Free will is responsible for the fall, not God

It is, no doubt, an easy process for persons who take offense at the fall of man, before they have looked into the facts of his creation, to impute the blame of what happened to the Creator, without any examination of His purpose. To conclude:  the goodness of God, then fully considered from the beginning of His works, will be enough to convince us that nothing evil could possibly have come forth from God; and the liberty of man will, after a second thought, show us that it alone is chargeable with the fault which itself committed.

Tertullian
The Five Books Against Marcion, Book II
Chapter VI

Free will is a part of the image and likeness of God

Therefore it was proper that (he who is) the image and likeness of God should be formed with a free will and a mastery of himself; so that this very thing—namely, freedom of will and self-command—might be reckoned as the image and likeness of God in him.

…At present, let God’s goodness alone occupy our attention, that which gave so large a gift to man, even the liberty of his will.

Tertullian
The Five Books Against Marcion, Book II
Chapter VI

Baptism forgives sins, delivers from death and regenerates man

Oh, what a god is this! everywhere perverse; nowhere rational; in all cases vain; and therefore a nonentity!—in whose state, and condition, and nature, and every appointment, I see no coherence and consistency; no, not even in the very sacrament of his faith! For what end does baptism serve, according to him? If the remission of sins, how will he make it evident that he remits sins, when he affords no evidence that he retains them? Because he would retain them, if he performed the functions of a judge. If deliverance from death, how could he deliver from death, who has not delivered to death? For he must have delivered the sinner to death, if he had from the beginning condemned sin. If the regeneration of man, how can he regenerate, who has never generated? For the repetition of an act is impossible to him, by whom nothing any time has been ever done. If the bestowal of the Holy Ghost, how will he bestow the Spirit, who did not at first impart the life? For the life is in a sense the supplement of the Spirit. He therefore seals man, who had never been unsealed in respect of him; washes man, who had never been defiled so far as he was concerned; and into this sacrament of salvation wholly plunges that flesh which is beyond the pale of salvation!

Tertullian
The Five Books Against Marion, Book I
Chapter XXVIII

Salvation can be lost

And what will it be to be cast away, but to lose that which a man was in the way of obtaining, were it not for his rejection—that is, his salvation?  Therefore his being cast away will involve the forfeiture of salvation; and this sentence cannot possibly be passed upon him, except by an angry and offended authority, who is also the punisher of sin—that is, by a judge.

Tertullian
The Five Books Against Marcion, Book I
Chapter XXVIII

The doctrine of God came from the Apostles

Some disputed about eating idol sacrifices, others about the veiled dress of women, others again about marriage and divorce, and some even about the hope of the resurrection; but about God no one disputed. Now, if this question also had entered into dispute, surely it would be found in the apostle, and that too as a great and vital point. No doubt, after the time of the apostles, the truth respecting the belief of God suffered corruption, but it is equally certain that during the life of the apostles their teaching on this great article did not suffer at all; so that no other teaching will have the right of being received as apostolic than that which is at the present day proclaimed in the churches of apostolic foundation.

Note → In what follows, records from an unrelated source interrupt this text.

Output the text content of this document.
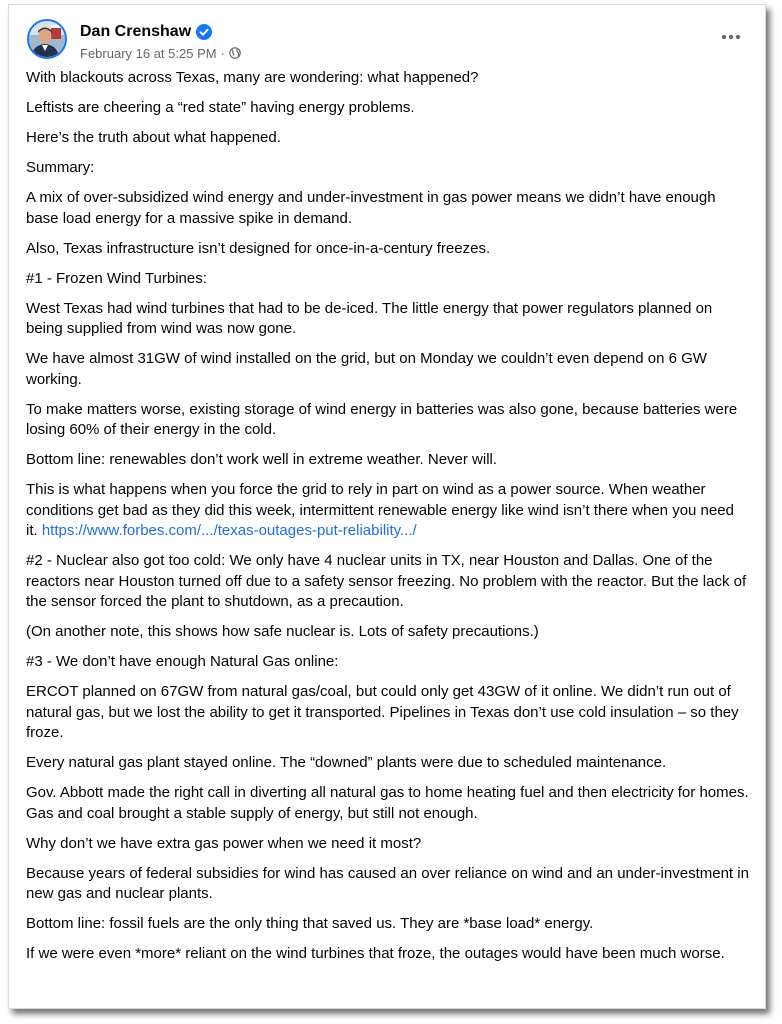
Dan Crenshaw
February 16 at 5:25 PM ·

With blackouts across Texas, many are wondering: what happened?

Leftists are cheering a “red state” having energy problems.

Here’s the truth about what happened.

Summary:

A mix of over-subsidized wind energy and under-investment in gas power means we didn’t have enough base load energy for a massive spike in demand.

Also, Texas infrastructure isn’t designed for once-in-a-century freezes.

#1 - Frozen Wind Turbines:

West Texas had wind turbines that had to be de-iced. The little energy that power regulators planned on being supplied from wind was now gone.

We have almost 31GW of wind installed on the grid, but on Monday we couldn’t even depend on 6 GW working.

To make matters worse, existing storage of wind energy in batteries was also gone, because batteries were losing 60% of their energy in the cold.

Bottom line: renewables don’t work well in extreme weather. Never will.

This is what happens when you force the grid to rely in part on wind as a power source. When weather conditions get bad as they did this week, intermittent renewable energy like wind isn’t there when you need it. https://www.forbes.com/.../texas-outages-put-reliability.../

#2 - Nuclear also got too cold: We only have 4 nuclear units in TX, near Houston and Dallas. One of the reactors near Houston turned off due to a safety sensor freezing. No problem with the reactor. But the lack of the sensor forced the plant to shutdown, as a precaution.

(On another note, this shows how safe nuclear is. Lots of safety precautions.)

#3 - We don’t have enough Natural Gas online:

ERCOT planned on 67GW from natural gas/coal, but could only get 43GW of it online. We didn’t run out of natural gas, but we lost the ability to get it transported. Pipelines in Texas don’t use cold insulation – so they froze.

Every natural gas plant stayed online. The “downed” plants were due to scheduled maintenance.

Gov. Abbott made the right call in diverting all natural gas to home heating fuel and then electricity for homes. Gas and coal brought a stable supply of energy, but still not enough.

Why don’t we have extra gas power when we need it most?

Because years of federal subsidies for wind has caused an over reliance on wind and an under-investment in new gas and nuclear plants.

Bottom line: fossil fuels are the only thing that saved us. They are *base load* energy.

If we were even *more* reliant on the wind turbines that froze, the outages would have been much worse.
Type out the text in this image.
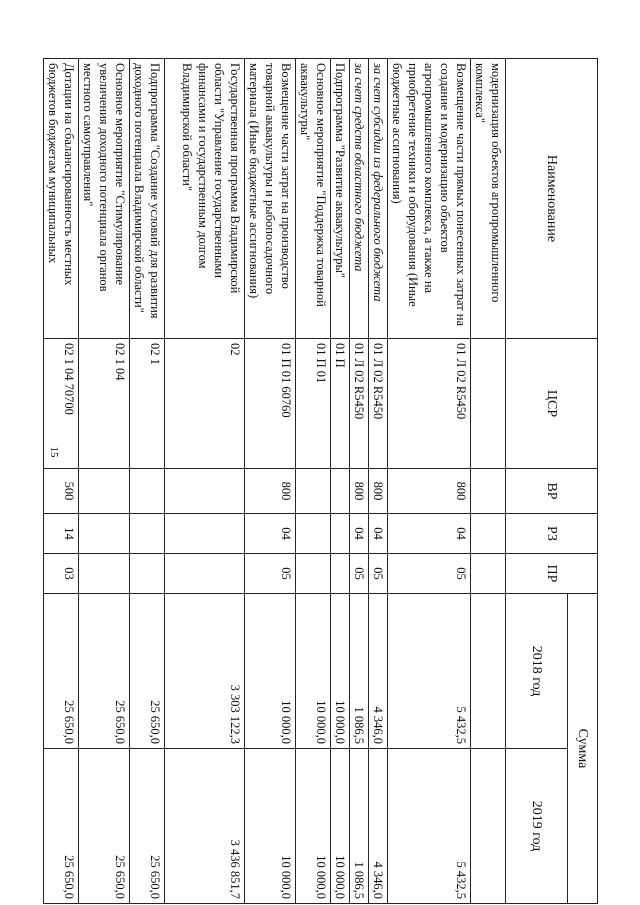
15
Наименование	ЦСР	ВР	РЗ	ПР	Сумма	
					2018 год	2019 год
модернизация объектов агропромышленного комплекса"						
Возмещение части прямых понесенных затрат на создание и модернизацию объектов агропромышленного комплекса, а также на приобретение техники и оборудования (Иные бюджетные ассигнования)	01 Л 02 R5450	800	04	05	5 432,5	5 432,5
за счет субсидии из федерального бюджета	01 Л 02 R5450	800	04	05	4 346,0	4 346,0
за счет средств областного бюджета	01 Л 02 R5450	800	04	05	1 086,5	1 086,5
Подпрограмма "Развитие аквакультуры"	01 П				10 000,0	10 000,0
Основное мероприятие "Поддержка товарной аквакультуры"	01 П 01				10 000,0	10 000,0
Возмещение части затрат на производство товарной аквакультуры и рыбопосадочного материала (Иные бюджетные ассигнования)	01 П 01 60760	800	04	05	10 000,0	10 000,0
Государственная программа Владимирской области "Управление государственными финансами и государственным долгом Владимирской области"	02				3 303 122,3	3 436 851,7
Подпрограмма "Создание условий для развития доходного потенциала Владимирской области"	02 1				25 650,0	25 650,0
Основное мероприятие "Стимулирование увеличения доходного потенциала органов местного самоуправления"	02 1 04				25 650,0	25 650,0
Дотации на сбалансированность местных бюджетов бюджетам муниципальных	02 1 04 70700	500	14	03	25 650,0	25 650,0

…Show us, then, one of your churches, tracing its descent from an apostle, and you will have gained the day.

Tertullian
The Five Books Against Marcion, Book I
Chapter XXI

The sacraments show God’s purpose for the physical world

Indeed, up to the present time, he has not disdained the water which the Creator made wherewith he washes his people; nor the oil with which he anoints them; nor that union of honey and milk wherewithal he gives them the nourishment of children; nor the bread by which he represents his own proper body, thus requiring in his very sacraments the “beggarly elements” of the Creator.

Tertullian
The Five Books Against Marcion, Book I
Chapter XIV

Creation is the evidence for God itself

Never shall God be hidden, never shall God be wanting. Always shall He be understood, always be heard, nay even seen, in whatsoever way He shall wish. God has for His witnesses this whole being of ours, and this universe wherein we dwell.  He is thus, because not unknown, proved to be both God and the only One, although another still tries hard to make out his claim.

Tertullian
The Five Books Against Marcion, Book I
Chapter X

God is the unbegotten maker of all things

It is not, therefore, for the name of god, for its sound or its written form, that I am claiming the supremacy in the Creator, but for the essence to which the name belongs; and when I find that essence alone is unbegotten and unmade—alone eternal, and the maker of all things—it is not to its name, but its state, not to its designation, but its condition, that I ascribe and appropriate the attribute of the supremacy.